Volvieron al lugar donde habían dejado la barca, hambrientos pero felices. Se sentaron en la playa y se comieron el pan, el jamón, el pastel, las zanahorias y la fruta. Se acercó un puerco espín, extrañado de ver tanta gente en sus dominios, y empezó a mordisquear las hojas sobrantes de la lechuga.
—Si pudiera pasar en esta isla el resto de mi vida, sin crecer ni un centímetro más, sería la persona más feliz del mundo —dijo Nora.
—El resto de tu vida no sé —dijo Jack—; pero estaremos bastante tiempo. Bueno, ¿qué día será la fuga?
—¿Y qué nos traemos? —preguntó Mike.
—No necesitaremos demasiadas cosas —respondió Jack—. Las camas las podemos hacer con hierbas. Vosotros traed unas mantas, platos, cubiertos y algunos cacharros de cocina. Yo traeré un hacha y un cuchillo de caza, para construir la casita. ¡Ah, también necesitaremos muchas cajas de cerillas para encender fuego y poder cocinar nuestra comida! Tampoco debo olvidarme de mi caña de pescar.
Los niños hablaron y hablaron de sus planes y, al fin, se pusieron de acuerdo sobre las cosas que necesitaban. Las irían escondiendo día tras día en el tronco hueco de un árbol que había a la orilla del lago y, cuando llegara el momento de huir, las trasladarían a la barca y las llevarían a la isla.
—Una sartén nos será muy útil —advirtió Nora.
—Y un par de cacerolas —dijo Peggy—. ¡Cómo nos divertiremos! Ya no me importará que me den un bofetón de vez en cuando. Estaré pensando todo el día en nuestro magnífico plan.

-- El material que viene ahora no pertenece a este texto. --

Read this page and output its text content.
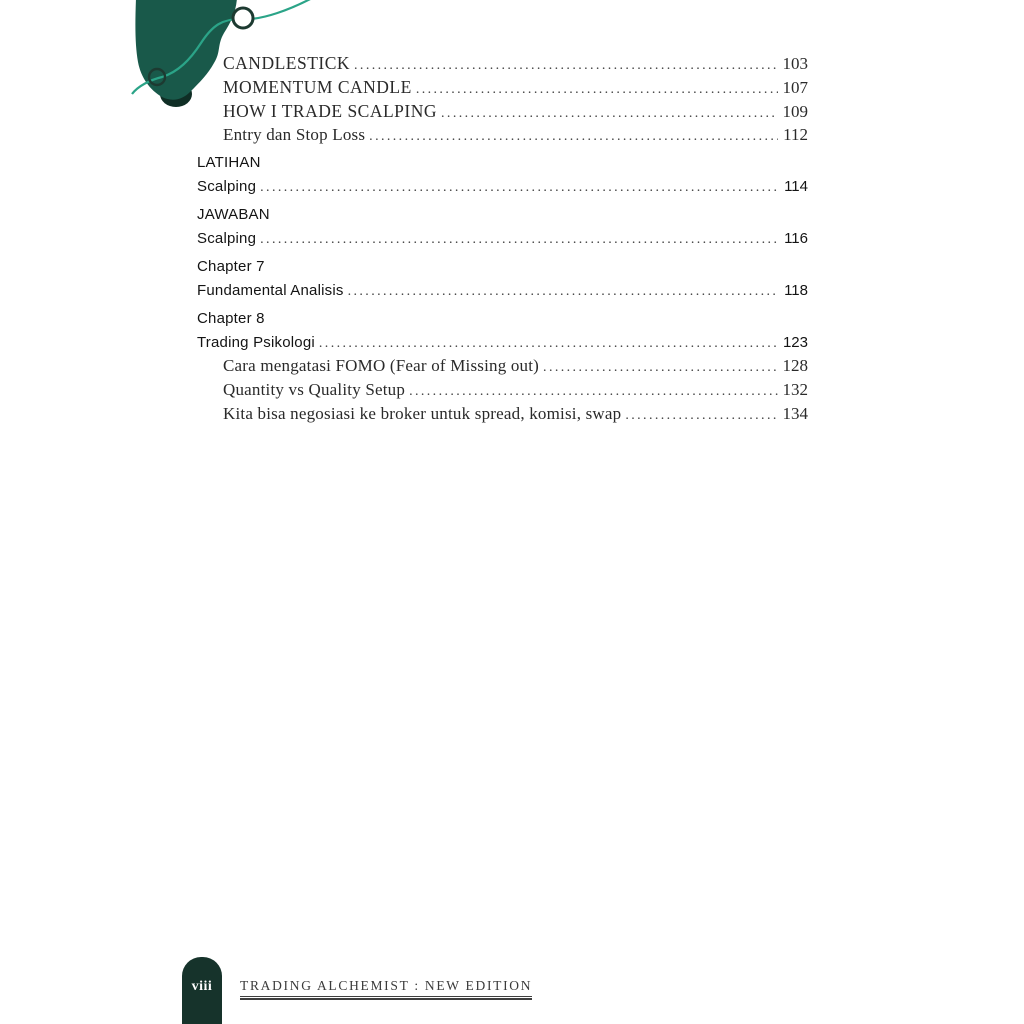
CANDLESTICK .....	103
MOMENTUM CANDLE .....	107
HOW I TRADE SCALPING .....	109
Entry dan Stop Loss .....	112
LATIHAN
Scalping .....	114
JAWABAN
Scalping .....	116
Chapter 7
Fundamental Analisis .....	118
Chapter 8
Trading Psikologi .....	123
Cara mengatasi FOMO (Fear of Missing out) .....	128
Quantity vs Quality Setup .....	132
Kita bisa negosiasi ke broker untuk spread, komisi, swap .....	134
viii TRADING ALCHEMIST : NEW EDITION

—Debemos fijar el día de la fuga —dijo Jack—. Dentro de una semana justa, ¿os parece? El domingo será el mejor día, porque nadie nos buscará hasta que se haga de noche y vean que no acudimos a cenar.
—Sí, el domingo próximo —exclamaron todos—. ¡Qué bien lo vamos a pasar!
—Ahora hay que volver a casa —dijo Jack, empujando el bote hacia el agua—. Rema tú, Mike; yo me encargaré de achicar el agua. Subid, muchachas.
Empezaron a cantar a coro una vieja canción marinera. Mike y sus hermanas se decían entre tanto que era estupendo tener un capitán como Jack. Pronto surcó el bote las aguas del lago, rumbo a la orilla, a sus casas. ¿Qué sucedería el domingo siguiente?